El ocaso del 3D que no puede competir contra la alta definición

La industria de los contenidos audiovisuales se encuentra en medio de un cambio de época. En este momento en el que tenemos acceso a la red en todas las casas, la forma de consumir vídeos y películas ha cambiado por completo obligando a la mencionada industria a adaptarse a la nueva situación.

La ‘caja tonta’ que tenía seis o siete canales es cosa del pasado. Hoy en día la oferta de canales es mucho más amplia (dejaré para otro día el debate sobre la calidad de esta oferta) y las televisiones de hoy en día ofrecen más funcionalidades además de la simple reproducción de contenido. La llegada de Internet no ha pasado desapercibida para estos dispositivos y los fabricantes acompañan a sus televisores de servicios basados en la red. También tenemos el vídeo bajo demanda que nos permite ver lo que queremos cuando queremos, sin tener que estar a expensas de la programación de la televisión en directo. Si aún así hay algún programa que sólo está disponible por la vía clásica hoy en día son muchos los sistemas que incluyen la opción de grabar contenido. En resumen, muchas novedades para adaptar la televisión a los tiempos que corren.

Sin embargo esta modernización no está resultando un camino de rosas, por un lado porque a los actores tradicionales de la industria les ha salido competencia basada enteramente en Internet, poniendo en peligro su modelo de negocio, y por otro lado porque no siempre es sencillo introducir los avances tecnológicos en el mundo de la televisión. Por ejemplo, de momento nadie ha sido capaz de conseguir una experiencia de usuario adecuada que permita navegar por la red utilizando la televisión, simplemente porque no se ha logrado una interacción cómoda para el usuario.

Al hilo de todo esto, cabe mencionar la tecnología de tres dimensiones. Esta tecnología es conocida desde hace bastantes años pero no ha sido hasta hace dos o tres cuando se ha introducido en serio en el cine y la televisión. La industria quería que fuera la innovación que le ayudara a suavizar su crisis, y así nos la vendieron. Las grandes superproducciones de Hollywood llegaron en versión 3D a las salas y poco tiempo después aparecieron las televisiones que llevaban la nueva experiencia a los salones.

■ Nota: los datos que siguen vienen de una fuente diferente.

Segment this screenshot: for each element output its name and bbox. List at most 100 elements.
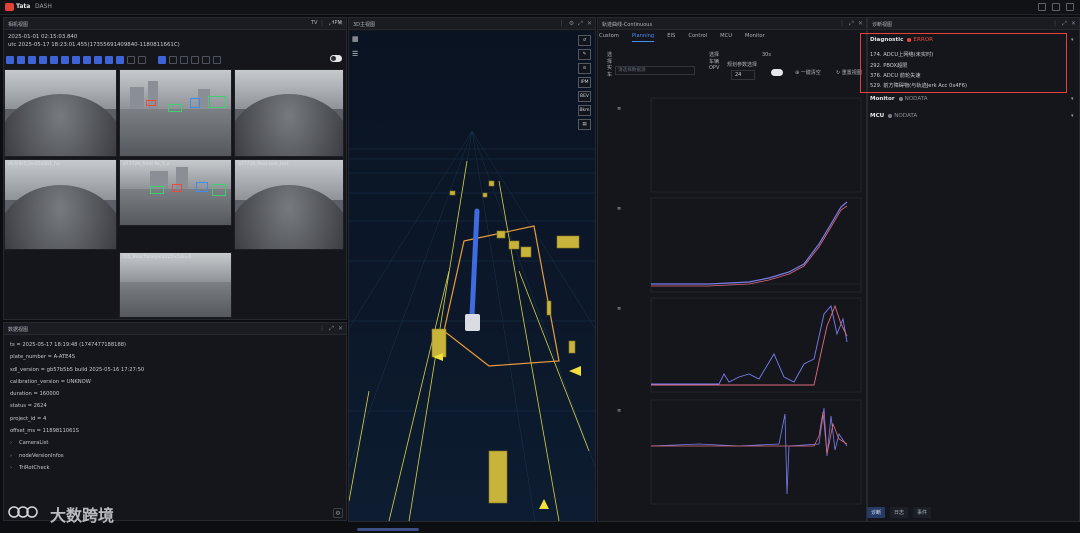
camera-front-left[interactable] xyxy=(4,69,117,157)
toolbar-btn-8[interactable] xyxy=(83,55,91,64)
tab-monitor[interactable]: Monitor xyxy=(745,33,765,42)
camera-front[interactable] xyxy=(119,69,232,157)
data-row: project_id = 4 xyxy=(10,415,47,422)
reset-button[interactable]: ↻ 重置视图 xyxy=(836,69,862,76)
more-icon[interactable]: ⋮ xyxy=(319,20,325,28)
toolbar-btn-17[interactable] xyxy=(191,55,199,64)
diagnostic-panel-title: 诊断视图 xyxy=(872,22,893,28)
diagnostic-item[interactable]: 376. ADCU 前轮失速 xyxy=(870,72,921,79)
toolbar-btn-6[interactable] xyxy=(61,55,69,64)
toolbar-btn-7[interactable] xyxy=(72,55,80,64)
close-icon[interactable]: ✕ xyxy=(338,325,343,333)
camera-right[interactable]: a77729_Rear.rear_test xyxy=(234,159,344,250)
bkm-view-button[interactable]: Bkm xyxy=(578,105,591,116)
toolbar-btn-1[interactable] xyxy=(6,55,14,64)
monitor-header[interactable]: Monitor NODATA xyxy=(870,96,928,102)
chart-jerk: ≣ xyxy=(617,399,862,505)
toolbar-btn-4[interactable] xyxy=(39,55,47,64)
settings-icon[interactable] xyxy=(1038,3,1046,11)
tab-mcu[interactable]: MCU xyxy=(720,33,732,42)
tab-diagnosis[interactable]: 诊断 xyxy=(867,507,886,518)
toolbar-btn-9[interactable] xyxy=(94,55,102,64)
window-label: 30s xyxy=(762,52,771,58)
camera-left[interactable]: dlcfs9c5_test5d4b1_ho xyxy=(4,159,117,250)
pin-icon[interactable]: ⊙ xyxy=(578,63,591,74)
datasource-dropdown[interactable]: 请选择数据源 xyxy=(615,66,695,75)
chevron-right-icon: › xyxy=(10,464,13,471)
close-icon[interactable]: ✕ xyxy=(1071,20,1076,28)
layout-icon[interactable] xyxy=(1066,3,1074,11)
more-icon[interactable]: ⋮ xyxy=(839,20,845,28)
toolbar-btn-12[interactable] xyxy=(127,55,135,64)
window-toggle[interactable] xyxy=(771,69,783,76)
toolbar-btn-18[interactable] xyxy=(202,55,210,64)
toolbar-btn-15[interactable] xyxy=(169,55,177,64)
toolbar-btn-2[interactable] xyxy=(17,55,25,64)
diagnostic-item[interactable]: 292. PBOX超限 xyxy=(870,62,907,69)
chevron-down-icon[interactable]: ▾ xyxy=(1071,113,1074,119)
plot-area[interactable]: ≣ ≣ ≣ ≣ xyxy=(599,94,866,521)
status-dot-icon xyxy=(888,113,893,118)
reset-view-icon[interactable]: ↺ xyxy=(578,35,591,46)
expand-icon[interactable]: ⤢ xyxy=(578,20,583,28)
tab-planning[interactable]: Planning xyxy=(631,33,655,42)
timeline-scroll-thumb[interactable] xyxy=(357,528,419,531)
expand-icon[interactable]: ⤢ xyxy=(849,20,854,28)
toolbar-btn-11[interactable] xyxy=(116,55,124,64)
toolbar-btn-5[interactable] xyxy=(50,55,58,64)
layers-icon[interactable]: ▦ xyxy=(352,35,359,43)
window-icon[interactable] xyxy=(1052,3,1060,11)
toolbar-btn-10[interactable] xyxy=(105,55,113,64)
grid-icon[interactable]: ▤ xyxy=(578,119,591,130)
speed-input[interactable]: 24 xyxy=(731,70,755,80)
data-row: calibration_version = UNKNOW xyxy=(10,378,91,385)
mode-ipm-select[interactable]: IPM xyxy=(333,20,342,26)
menu-name[interactable]: DASH xyxy=(35,3,52,10)
toolbar-btn-3[interactable] xyxy=(28,55,36,64)
bev-view-button[interactable]: BEV xyxy=(578,91,591,102)
tab-logs[interactable]: 日志 xyxy=(890,507,909,518)
toolbar-btn-14[interactable] xyxy=(158,55,166,64)
expand-icon[interactable]: ⤢ xyxy=(1062,20,1067,28)
view3d-canvas[interactable] xyxy=(349,31,595,521)
close-icon[interactable]: ✕ xyxy=(858,20,863,28)
gear-icon[interactable]: ⚙ xyxy=(333,508,343,518)
diagnostic-header[interactable]: Diagnostic ERROR xyxy=(870,37,933,43)
lightbulb-icon[interactable] xyxy=(138,55,146,64)
mode-tv-select[interactable]: TV xyxy=(311,20,317,26)
ruler-icon[interactable]: ✎ xyxy=(578,49,591,60)
tab-events[interactable]: 事件 xyxy=(913,507,932,518)
camera-front-right[interactable] xyxy=(234,69,344,157)
tree-item[interactable]: › nodeVersionInfos xyxy=(10,450,340,462)
tab-custom[interactable]: Custom xyxy=(599,33,619,42)
chevron-down-icon[interactable]: ▾ xyxy=(1071,37,1074,43)
expand-icon[interactable]: ⤢ xyxy=(329,325,334,333)
data-row: plate_number = A-ATE4S xyxy=(10,354,75,361)
data-row: sdl_version = gb57b5b5 build 2025-05-16 … xyxy=(10,366,145,373)
ipm-view-button[interactable]: IPM xyxy=(578,77,591,88)
chart-yaw: ≣ xyxy=(617,297,862,393)
camera-toolbar xyxy=(6,55,221,64)
chart-yaw-icon: ≣ xyxy=(617,306,621,312)
data-row: duration = 160000 xyxy=(10,391,60,398)
settings-icon[interactable]: ⚙ xyxy=(569,20,574,28)
tree-item[interactable]: › TriRotCheck xyxy=(10,462,340,474)
stack-icon[interactable]: ☰ xyxy=(352,50,359,58)
more-icon[interactable]: ⋮ xyxy=(319,325,325,333)
toolbar-btn-19[interactable] xyxy=(213,55,221,64)
more-icon[interactable]: ⋮ xyxy=(559,20,565,28)
close-icon[interactable]: ✕ xyxy=(587,20,592,28)
camera-toggle[interactable] xyxy=(330,55,342,62)
camera-mid[interactable]: a77729_front.fw_5_e xyxy=(119,159,232,226)
tab-control[interactable]: Control xyxy=(688,33,707,42)
chevron-down-icon[interactable]: ▾ xyxy=(1071,96,1074,102)
tab-eis[interactable]: EIS xyxy=(667,33,675,42)
tree-item[interactable]: › CameraList xyxy=(10,437,340,449)
clear-button[interactable]: ⊕ 一键清空 xyxy=(795,69,821,76)
mcu-header[interactable]: MCU NODATA xyxy=(870,113,917,119)
diagnostic-item[interactable]: 174. ADCU上网络(未实时) xyxy=(870,51,933,58)
more-icon[interactable]: ⋮ xyxy=(1052,20,1058,28)
toolbar-btn-16[interactable] xyxy=(180,55,188,64)
diagnostic-item[interactable]: 529. 前方障碍物(与轨迹Jerk Acc 0x4F6) xyxy=(870,82,967,89)
camera-rear[interactable]: t25_Rear.fisheye(1225×5)E=0 xyxy=(119,252,232,318)
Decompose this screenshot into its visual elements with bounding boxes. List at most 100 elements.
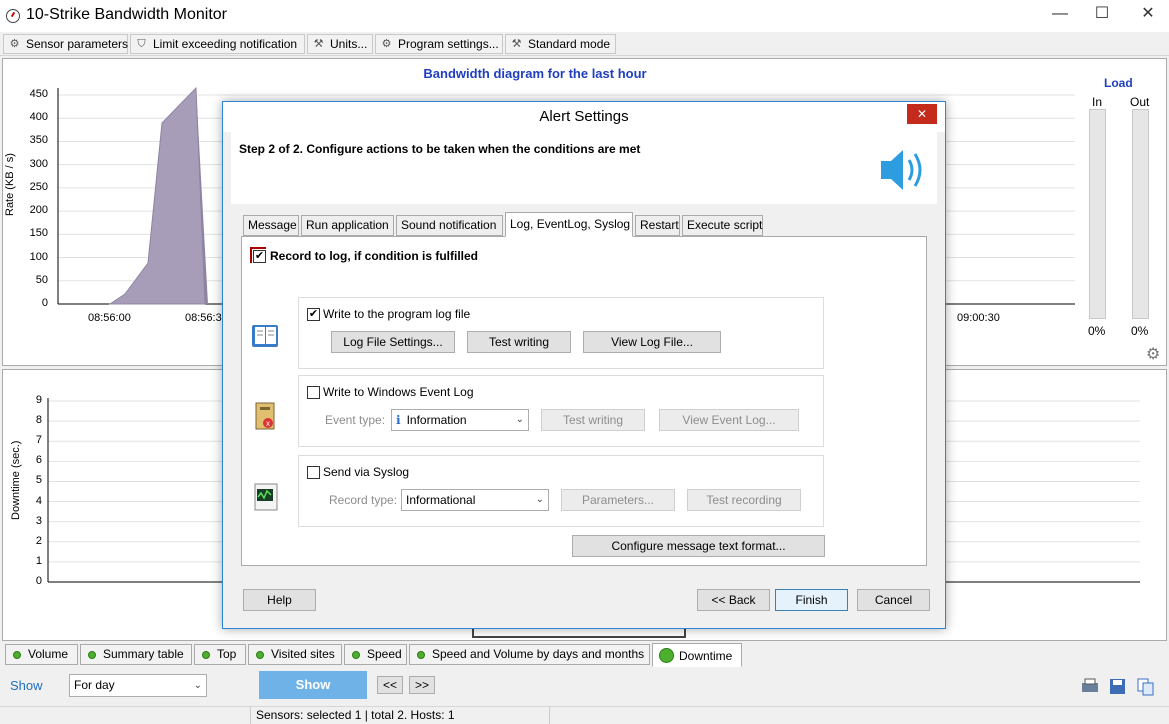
x-tick: 09:00:30 [957,312,1000,324]
close-button[interactable]: ✕ [1133,2,1163,28]
tab-downtime[interactable]: Downtime [652,643,742,667]
gear-icon: ⚙ [9,38,20,50]
view-event-log-button[interactable]: View Event Log... [659,409,799,431]
program-settings-button[interactable]: ⚙ Program settings... [375,34,503,54]
cancel-button[interactable]: Cancel [857,589,930,611]
show-button[interactable]: Show [259,671,367,699]
green-dot-icon [659,648,674,663]
alert-settings-dialog: Alert Settings ✕ Step 2 of 2. Configure … [222,101,946,629]
tab-run-application[interactable]: Run application [301,215,394,236]
cogs-icon: ⚙ [381,38,392,50]
print-icon [1082,678,1098,692]
tab-restart[interactable]: Restart [635,215,680,236]
event-log-checkbox[interactable] [307,386,320,399]
step-description: Step 2 of 2. Configure actions to be tak… [239,142,641,156]
program-log-label: Write to the program log file [323,307,471,321]
record-type-select[interactable]: Informational ⌄ [401,489,549,511]
load-in-gauge [1089,109,1106,319]
tab-message[interactable]: Message [243,215,299,236]
finish-button[interactable]: Finish [775,589,848,611]
record-type-label: Record type: [329,493,398,507]
status-text: Sensors: selected 1 | total 2. Hosts: 1 [250,707,550,724]
tab-visited-sites[interactable]: Visited sites [248,644,342,665]
wrench-icon: ⚒ [313,38,324,50]
tab-top[interactable]: Top [194,644,246,665]
green-dot-icon [202,651,210,659]
green-dot-icon [13,651,21,659]
toolbar: ⚙ Sensor parameters ⛉ Limit exceeding noti… [0,32,1169,56]
next-button[interactable]: >> [409,676,435,694]
tab-speed[interactable]: Speed [344,644,407,665]
gear-icon[interactable]: ⚙ [1146,344,1160,364]
syslog-parameters-button[interactable]: Parameters... [561,489,675,511]
load-title: Load [1104,76,1133,90]
limit-notification-button[interactable]: ⛉ Limit exceeding notification [130,34,305,54]
event-log-group: Write to Windows Event Log Event type: ℹ… [298,375,824,447]
shield-icon: ⛉ [137,38,146,50]
info-icon: ℹ [396,413,401,427]
maximize-button[interactable]: ☐ [1087,2,1117,28]
green-dot-icon [256,651,264,659]
units-button[interactable]: ⚒ Units... [307,34,373,54]
tab-execute-script[interactable]: Execute script [682,215,763,236]
green-dot-icon [417,651,425,659]
chevron-down-icon: ⌄ [515,414,524,425]
bandwidth-area-series [108,86,206,305]
record-to-log-label: Record to log, if condition is fulfilled [270,249,478,263]
sensor-parameters-button[interactable]: ⚙ Sensor parameters [3,34,128,54]
title-bar: 10-Strike Bandwidth Monitor — ☐ ✕ [0,0,1169,32]
green-dot-icon [352,651,360,659]
y-tick: 350 [29,134,48,147]
log-file-settings-button[interactable]: Log File Settings... [331,331,455,353]
y-tick: 150 [29,227,48,240]
view-log-file-button[interactable]: View Log File... [583,331,721,353]
back-button[interactable]: << Back [697,589,770,611]
event-type-select[interactable]: ℹ Information ⌄ [391,409,529,431]
green-dot-icon [88,651,96,659]
minimize-button[interactable]: — [1045,2,1075,28]
status-bar: Sensors: selected 1 | total 2. Hosts: 1 [0,706,1169,724]
tab-volume[interactable]: Volume [5,644,78,665]
tab-speed-volume-days[interactable]: Speed and Volume by days and months [409,644,650,665]
syslog-checkbox[interactable] [307,466,320,479]
y-tick: 5 [35,474,42,487]
event-type-label: Event type: [325,413,386,427]
export-icons [1082,678,1154,696]
tab-summary-table[interactable]: Summary table [80,644,192,665]
test-writing-button[interactable]: Test writing [467,331,571,353]
save-icon [1110,679,1125,694]
y-tick: 9 [35,394,42,406]
configure-message-format-button[interactable]: Configure message text format... [572,535,825,557]
y-tick: 0 [41,297,48,309]
program-log-checkbox[interactable]: ✔ [307,308,320,321]
load-in-value: 0% [1088,324,1106,338]
chevron-down-icon: ⌄ [535,494,544,505]
dialog-close-button[interactable]: ✕ [907,104,937,124]
y-tick: 400 [29,111,48,124]
downtime-bar [472,628,686,638]
event-test-writing-button[interactable]: Test writing [541,409,645,431]
speaker-icon [881,150,922,190]
help-button[interactable]: Help [243,589,316,611]
y-tick: 300 [29,157,48,170]
y-tick: 250 [29,180,48,193]
syslog-group: Send via Syslog Record type: Information… [298,455,824,527]
load-in-label: In [1092,95,1103,109]
record-to-log-checkbox[interactable]: ✔ [253,250,266,263]
prev-button[interactable]: << [377,676,403,694]
period-select[interactable]: For day ⌄ [69,674,207,697]
load-out-value: 0% [1131,324,1149,338]
window-title: 10-Strike Bandwidth Monitor [26,6,227,23]
event-log-icon: x [255,402,275,430]
tab-sound-notification[interactable]: Sound notification [396,215,503,236]
standard-mode-button[interactable]: ⚒ Standard mode [505,34,616,54]
tools-icon: ⚒ [511,38,522,50]
syslog-label: Send via Syslog [323,465,410,479]
bandwidth-chart-title: Bandwidth diagram for the last hour [423,66,647,81]
y-tick: 0 [35,575,42,587]
test-recording-button[interactable]: Test recording [687,489,801,511]
y-tick: 6 [35,454,42,467]
tab-log-eventlog-syslog[interactable]: Log, EventLog, Syslog [505,212,633,237]
y-tick: 450 [29,88,48,100]
y-tick: 7 [35,434,42,447]
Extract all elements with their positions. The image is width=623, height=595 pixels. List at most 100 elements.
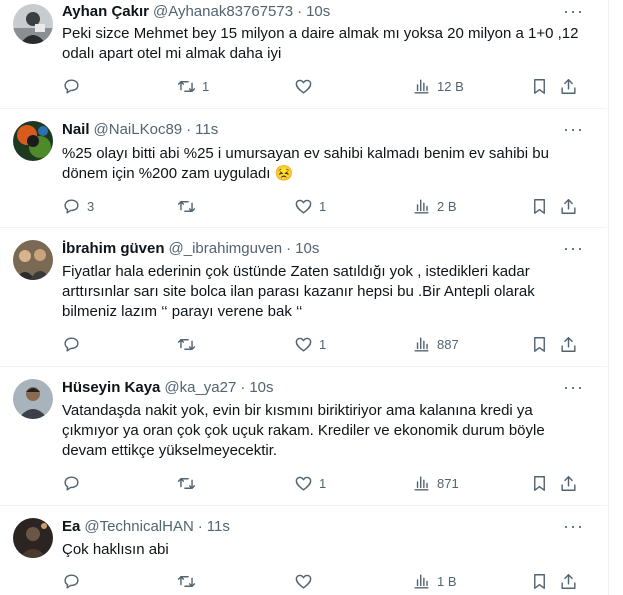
tweet-text: Çok haklısın abi [62,541,169,558]
like-count: 1 [319,475,327,491]
reply-icon [64,573,79,589]
tweet[interactable]: Nail @NaiLKoc89 · 11s ··· %25 olayı bitti a… [0,109,607,228]
timestamp[interactable]: 10s [295,240,319,257]
views-icon [414,198,429,214]
share-button[interactable] [559,571,578,591]
share-icon [561,573,576,589]
reply-button[interactable] [62,76,87,96]
views-icon [414,475,429,491]
more-icon[interactable]: ··· [563,2,583,24]
like-count: 1 [319,198,327,214]
tweet-actions: 1 12 B [62,76,582,96]
like-button[interactable] [294,76,319,96]
author-handle[interactable]: @TechnicalHAN [84,518,193,535]
heart-icon [295,199,312,214]
tweet-header: İbrahim güven @_ibrahimguven · 10s [62,239,567,259]
avatar[interactable] [13,518,53,558]
tweet-actions: 1 887 [62,334,582,354]
tweet-text: %25 olayı bitti abi %25 i umursayan ev s… [62,145,549,182]
reply-button[interactable]: 3 [62,196,94,216]
author-handle[interactable]: @Ayhanak83767573 [153,3,293,20]
views-button[interactable]: 871 [412,473,459,493]
author-handle[interactable]: @NaiLKoc89 [94,121,183,138]
heart-icon [295,337,312,352]
views-button[interactable]: 887 [412,334,459,354]
timestamp[interactable]: 11s [195,121,218,138]
reply-button[interactable] [62,571,87,591]
retweet-button[interactable] [177,473,202,493]
tweet-header: Nail @NaiLKoc89 · 11s [62,120,567,140]
author-name[interactable]: Nail [62,121,90,138]
reply-icon [64,475,79,491]
tweet[interactable]: Ea @TechnicalHAN · 11s ··· Çok haklısın abi… [0,506,607,595]
retweet-icon [177,200,196,212]
tweet-text: Peki sizce Mehmet bey 15 milyon a daire … [62,25,579,62]
share-icon [561,78,576,94]
more-icon[interactable]: ··· [563,120,583,142]
author-name[interactable]: Ayhan Çakır [62,3,149,20]
share-button[interactable] [559,196,578,216]
like-button[interactable] [294,571,319,591]
share-button[interactable] [559,334,578,354]
share-button[interactable] [559,76,578,96]
reply-button[interactable] [62,473,87,493]
avatar[interactable] [13,4,53,44]
views-button[interactable]: 2 B [412,196,457,216]
timestamp[interactable]: 10s [306,3,330,20]
reply-icon [64,198,79,214]
author-handle[interactable]: @ka_ya27 [164,379,236,396]
more-icon[interactable]: ··· [563,239,583,261]
author-handle[interactable]: @_ibrahimguven [169,240,283,257]
views-button[interactable]: 1 B [412,571,457,591]
share-icon [561,475,576,491]
retweet-count: 1 [202,78,210,94]
author-name[interactable]: Hüseyin Kaya [62,379,160,396]
timestamp[interactable]: 10s [249,379,273,396]
timeline-feed: Ayhan Çakır @Ayhanak83767573 · 10s ··· Peki… [0,0,609,595]
bookmark-button[interactable] [530,76,549,96]
retweet-icon [177,477,196,489]
retweet-button[interactable]: 1 [177,76,209,96]
tweet-actions: 3 1 2 B [62,196,582,216]
author-name[interactable]: İbrahim güven [62,240,165,257]
views-count: 887 [437,336,459,352]
timestamp[interactable]: 11s [207,518,230,535]
tweet[interactable]: Hüseyin Kaya @ka_ya27 · 10s ··· Vatandaşda … [0,367,607,506]
bookmark-icon [534,573,545,589]
bookmark-button[interactable] [530,571,549,591]
tweet[interactable]: İbrahim güven @_ibrahimguven · 10s ··· Fiya… [0,228,607,367]
separator-dot: · [286,240,292,257]
more-icon[interactable]: ··· [563,517,583,539]
author-name[interactable]: Ea [62,518,80,535]
avatar[interactable] [13,240,53,280]
views-icon [414,336,429,352]
share-button[interactable] [559,473,578,493]
separator-dot: · [197,518,203,535]
reply-icon [64,78,79,94]
retweet-icon [177,575,196,587]
retweet-button[interactable] [177,334,202,354]
share-icon [561,336,576,352]
more-icon[interactable]: ··· [563,378,583,400]
retweet-button[interactable] [177,571,202,591]
bookmark-button[interactable] [530,196,549,216]
tweet-actions: 1 871 [62,473,582,493]
reply-button[interactable] [62,334,87,354]
like-button[interactable]: 1 [294,196,326,216]
like-button[interactable]: 1 [294,473,326,493]
bookmark-icon [534,78,545,94]
separator-dot: · [297,3,303,20]
heart-icon [295,574,312,589]
bookmark-button[interactable] [530,473,549,493]
separator-dot: · [240,379,246,396]
tweet-header: Ayhan Çakır @Ayhanak83767573 · 10s [62,2,567,22]
like-button[interactable]: 1 [294,334,326,354]
retweet-icon [177,80,196,92]
avatar[interactable] [13,121,53,161]
retweet-button[interactable] [177,196,202,216]
tweet-text: Fiyatlar hala ederinin çok üstünde Zaten… [62,263,535,320]
views-button[interactable]: 12 B [412,76,464,96]
avatar[interactable] [13,379,53,419]
tweet[interactable]: Ayhan Çakır @Ayhanak83767573 · 10s ··· Peki… [0,0,607,109]
bookmark-button[interactable] [530,334,549,354]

¿Y ahora qué? Parece ser que la tecnología que iba a revolucionar la forma de ver cine se ha ido apagando poco a poco. Ya no hay tanto marketing como al principio y aunque las películas en 3D siguen ahí, parece que no han sido tan exitosas como la industria esperaba.

Mi propia experiencia va por el mismo camino. Las películas que he visto en 3D no me han proporcionado una mejor experiencia, de hecho todo lo contrario. Ver una película en tres dimensiones suponía para mí pagar más dinero para además salir con dolor de cabeza de la sala. Es posible que haya tenido mala suerte, o que no haya escogido las mejores salas, pero la verdad es que las tres dimensiones no han supuesto para mí ningún avance.

Además parece que la industria ha visto esta decadencia y cada vez se ven más empresas que dejan la mencionada tecnología a un lado para apostar por la nueva esperanza del cine: las resoluciones 4K.

Quién sabe, tal vez de aquí a unos años mejoran un poco más la tecnología y el 3D llega a ser exitoso pero parece que de momento habrá que esperar para eso.